What is the meaning of the "$i$" featuring in the commutation relations of the Galilean/Poincare group? I apologize in advance for such a silly question. I am trying to understand the Lie algebra of the Galilean group. Looking at the commutators e.g. on wikipedia, some of the commutation relations give imaginary answers e.g. $[L_{ij},P_k]=i[\delta_{ik}P_j-\delta_{jk}P_i]$. But this should be a real Lie algebra?  Where can I find the vector $iP_j$? How should I interpret this? An exceedingly basic answer for this exceedingly basic question would be much appreciated.
 A: As far as I can tell, this is a physics convention. A simpler example is the use of the Pauli matrices to describe $\mathfrak{su}(2)$, which satisfy the commutation relations
$$[\sigma_1, \sigma_2] = 2i \sigma_3$$
$$[\sigma_2, \sigma_3] = 2i \sigma_1$$
$$[\sigma_3, \sigma_1] = 2i \sigma_2.$$
The Pauli matrices have the property that the matrices $i \sigma_1, i \sigma_2, i \sigma_3$ form a basis of the usual copy of $\mathfrak{su}(2)$ inside $\mathfrak{gl}_2(\mathbb{C})$. Physicists work with the Pauli matrices rather than $i$ times the Pauli matrices because they are Hermitian and so define observables in quantum mechanics. 

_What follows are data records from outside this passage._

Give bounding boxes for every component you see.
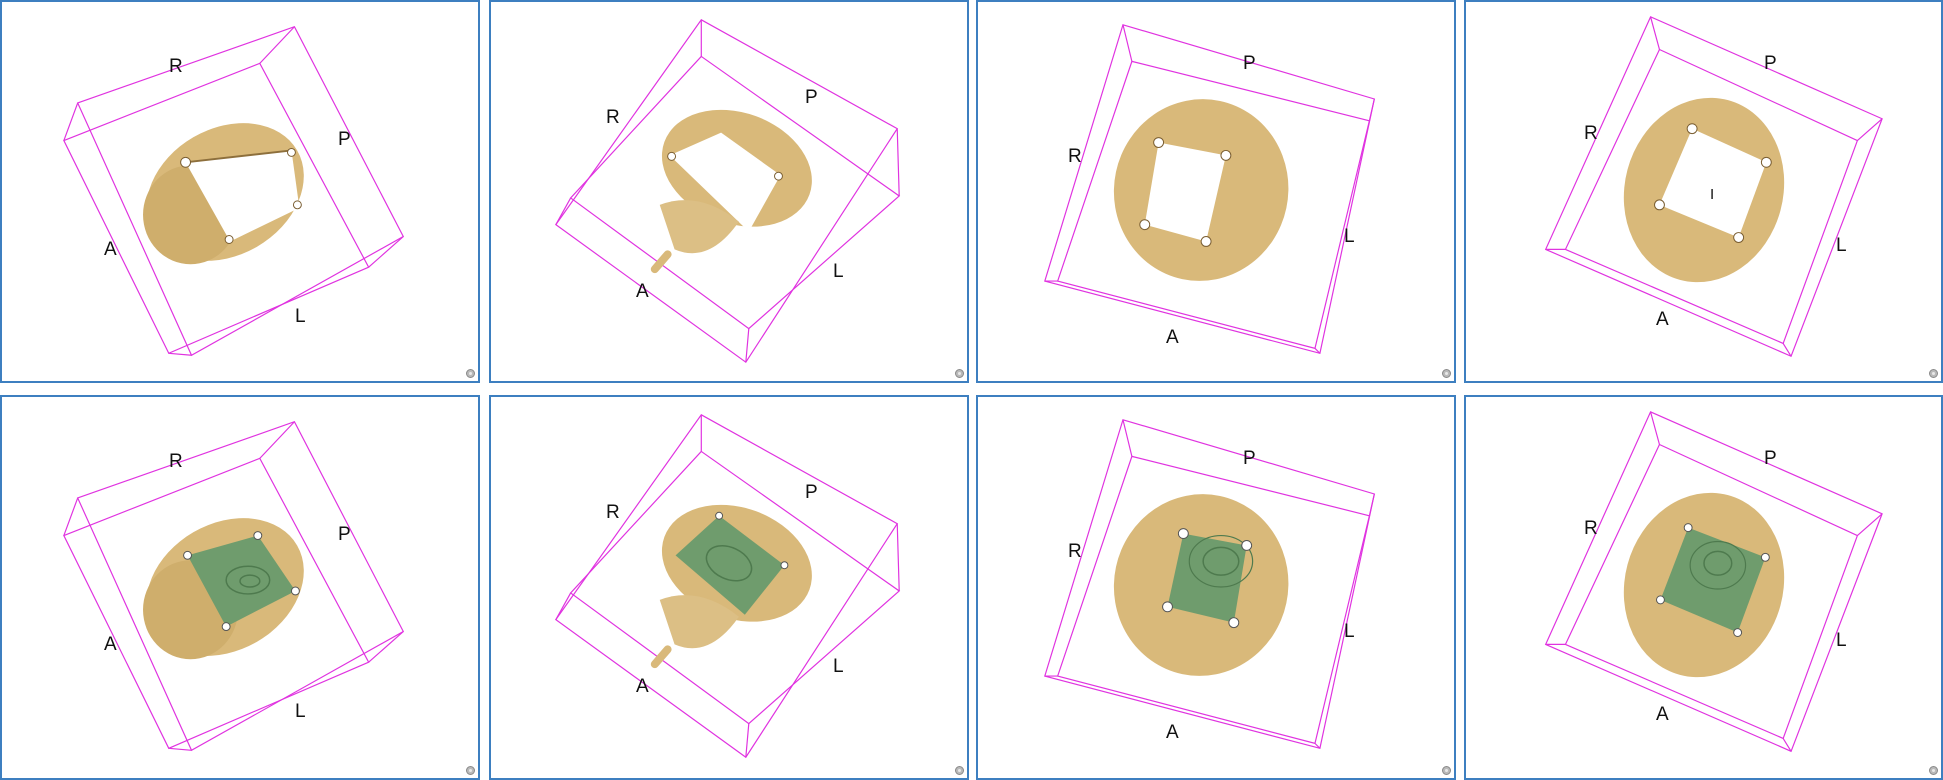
orientation-label-left: L: [1836, 630, 1847, 651]
orientation-label-left: L: [295, 701, 306, 722]
skull-rendering: [1113, 99, 1289, 281]
orientation-label-anterior: A: [104, 634, 117, 655]
viewport-1[interactable]: R P A L: [0, 0, 480, 383]
orientation-label-right: R: [169, 451, 183, 472]
skull-rendering: [650, 109, 812, 274]
viewport-7[interactable]: R P A L: [976, 395, 1456, 780]
skull-rendering: [143, 123, 304, 265]
orientation-label-left: L: [1836, 235, 1847, 256]
render-view-6: [554, 414, 901, 759]
orientation-label-right: R: [1068, 146, 1082, 167]
view-reset-icon[interactable]: [1442, 766, 1451, 775]
viewport-3[interactable]: R P A L: [976, 0, 1456, 383]
orientation-label-anterior: A: [1166, 722, 1179, 743]
orientation-label-posterior: P: [805, 482, 818, 503]
orientation-label-posterior: P: [338, 524, 351, 545]
render-view-7: [1044, 419, 1376, 750]
skull-rendering: [650, 504, 812, 669]
orientation-label-anterior: A: [1166, 327, 1179, 348]
orientation-label-right: R: [606, 502, 620, 523]
orientation-label-posterior: P: [1764, 53, 1777, 74]
orientation-label-anterior: A: [104, 239, 117, 260]
orientation-label-left: L: [295, 306, 306, 327]
render-view-8: [1544, 411, 1883, 753]
orientation-label-right: R: [1584, 123, 1598, 144]
view-reset-icon[interactable]: [1929, 766, 1938, 775]
orientation-label-inferior: I: [1710, 186, 1715, 203]
viewport-8[interactable]: R P A L: [1464, 395, 1943, 780]
viewport-5[interactable]: R P A L: [0, 395, 480, 780]
render-view-5: [63, 421, 405, 752]
orientation-label-posterior: P: [338, 129, 351, 150]
orientation-label-posterior: P: [1764, 448, 1777, 469]
orientation-label-right: R: [606, 107, 620, 128]
orientation-label-posterior: P: [1243, 53, 1256, 74]
orientation-label-left: L: [833, 656, 844, 677]
skull-rendering: [1623, 97, 1785, 283]
orientation-label-right: R: [1584, 518, 1598, 539]
skull-rendering: [1113, 494, 1289, 676]
view-reset-icon[interactable]: [466, 369, 475, 378]
orientation-label-anterior: A: [636, 676, 649, 697]
orientation-label-anterior: A: [636, 281, 649, 302]
view-reset-icon[interactable]: [1442, 369, 1451, 378]
view-reset-icon[interactable]: [466, 766, 475, 775]
orientation-label-posterior: P: [805, 87, 818, 108]
render-view-4: [1544, 16, 1883, 358]
orientation-label-left: L: [1344, 226, 1355, 247]
orientation-label-left: L: [833, 261, 844, 282]
skull-rendering: [1623, 492, 1785, 678]
viewport-4[interactable]: R P I A L: [1464, 0, 1943, 383]
view-reset-icon[interactable]: [1929, 369, 1938, 378]
viewport-2[interactable]: R P A L: [489, 0, 969, 383]
orientation-label-right: R: [169, 56, 183, 77]
view-reset-icon[interactable]: [955, 369, 964, 378]
render-view-2: [555, 19, 901, 364]
render-view-3: [1044, 24, 1376, 355]
viewport-6[interactable]: R P A L: [489, 395, 969, 780]
orientation-label-left: L: [1344, 621, 1355, 642]
view-reset-icon[interactable]: [955, 766, 964, 775]
orientation-label-anterior: A: [1656, 309, 1669, 330]
render-view-1: [63, 26, 405, 357]
skull-rendering: [143, 518, 304, 660]
orientation-label-anterior: A: [1656, 704, 1669, 725]
orientation-label-right: R: [1068, 541, 1082, 562]
orientation-label-posterior: P: [1243, 448, 1256, 469]
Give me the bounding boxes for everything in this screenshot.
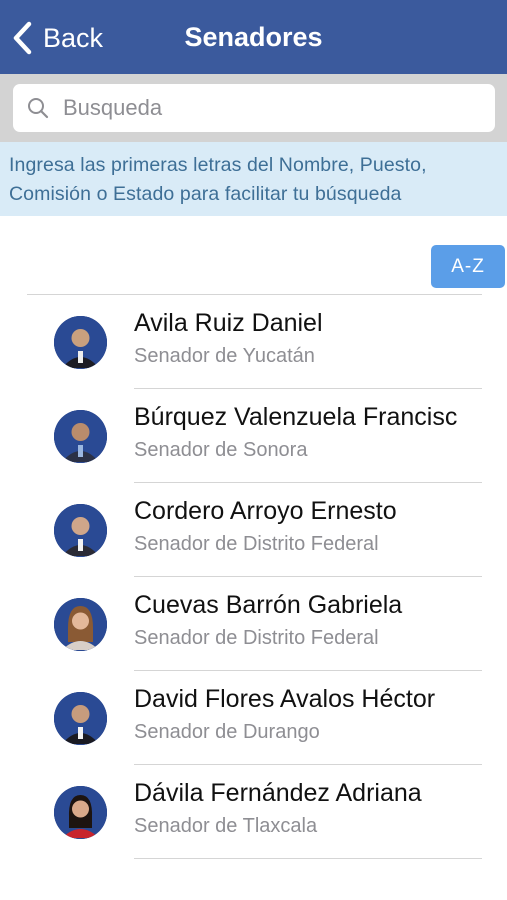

More abstractly, if $\mathfrak{g}$ is a real Lie subalgebra of $\mathfrak{u}(n)$ for some $n$, then you can consider $i \mathfrak{g}$, the subspace of $\mathfrak{gl}_n(\mathbb{C})$ consisting of $i$ times the elements of $\mathfrak{g}$; since $\mathfrak{g}$ consists of skew-Hermitian matrices, $i \mathfrak{g}$ consists of Hermitian matrices, and you can rewrite the commutation relations of $\mathfrak{g}$ using $i \mathfrak{g}$ instead if you want, which introduces a factor of $i$ everywhere.